A number of videos featuring people claiming to have successfully used a range of natural ingredient like Neem Oil, pictured, to prevent pregnancy
Warning of the dangers of such methods, Dr Leonard told MailOnline: ‘From my experience as a GP, no matter how in tuned with your body you may feel you are and understand your cycles like the back of your hand, the risk of pregnancy using natural methods is so much higher than traditional medical options.
‘The key things to consider when choosing less conventional contaceptives: Have you explored all the option? Many people think the pill is the only option, or have a misplaced fear about the coil. There are many types of contraception available many of which you may not be aware of.
‘The problem with natural methods is that there are no medical tests / stats regarding their effectiveness or safety to perform this role. This means you have no way of knowing how or will it work for you and that it is medically safe for you to use.’
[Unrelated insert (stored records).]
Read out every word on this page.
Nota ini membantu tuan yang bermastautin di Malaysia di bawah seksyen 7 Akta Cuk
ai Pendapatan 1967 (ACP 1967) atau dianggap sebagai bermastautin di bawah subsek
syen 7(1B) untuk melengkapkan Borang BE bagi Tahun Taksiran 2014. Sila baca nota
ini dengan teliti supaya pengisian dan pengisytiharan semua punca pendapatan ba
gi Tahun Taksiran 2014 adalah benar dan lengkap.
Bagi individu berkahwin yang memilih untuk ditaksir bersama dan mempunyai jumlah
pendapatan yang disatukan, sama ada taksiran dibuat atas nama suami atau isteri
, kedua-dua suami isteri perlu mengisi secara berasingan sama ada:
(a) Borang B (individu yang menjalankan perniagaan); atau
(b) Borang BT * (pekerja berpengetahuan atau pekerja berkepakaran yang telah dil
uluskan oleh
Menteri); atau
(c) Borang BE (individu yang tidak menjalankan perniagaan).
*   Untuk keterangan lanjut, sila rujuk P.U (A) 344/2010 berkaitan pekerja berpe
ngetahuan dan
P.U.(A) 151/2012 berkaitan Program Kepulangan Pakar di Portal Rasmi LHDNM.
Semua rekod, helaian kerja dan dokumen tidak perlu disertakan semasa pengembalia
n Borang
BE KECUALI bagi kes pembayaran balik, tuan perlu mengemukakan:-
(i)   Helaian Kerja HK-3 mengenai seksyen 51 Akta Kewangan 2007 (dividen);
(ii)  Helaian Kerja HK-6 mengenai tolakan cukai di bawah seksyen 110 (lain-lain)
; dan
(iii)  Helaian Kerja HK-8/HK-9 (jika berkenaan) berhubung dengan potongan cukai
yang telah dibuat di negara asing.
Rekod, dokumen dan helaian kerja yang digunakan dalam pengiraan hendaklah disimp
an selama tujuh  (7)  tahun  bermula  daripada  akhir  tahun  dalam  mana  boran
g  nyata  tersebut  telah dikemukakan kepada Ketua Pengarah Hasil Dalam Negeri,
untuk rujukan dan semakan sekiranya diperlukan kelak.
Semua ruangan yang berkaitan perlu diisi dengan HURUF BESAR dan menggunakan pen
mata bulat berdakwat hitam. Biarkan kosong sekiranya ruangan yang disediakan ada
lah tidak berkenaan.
When asked about the safety of natural remedies such as papaya, pictured, Dr Venkat of Harley Street Fertility Clinic warned natural family planning isn’t about plants or herbs but instead understanding your menstrual cycle
Harley Street fertility specialist Dr Geetha Venkat added: ‘When it comes to natural family planning, it isn’t about plants or herbs, but about understanding your menstrual cycle so you can plan or avoid pregnancy.
‘You can write this down or track it on an app, but need to ensure you get your details right. However, timing methods are not as effective as the contraceptive pill.
‘Remember, only barrier methods of contraception will protect against sexually transmitted infections (STIs), plants definitely cannot do this.’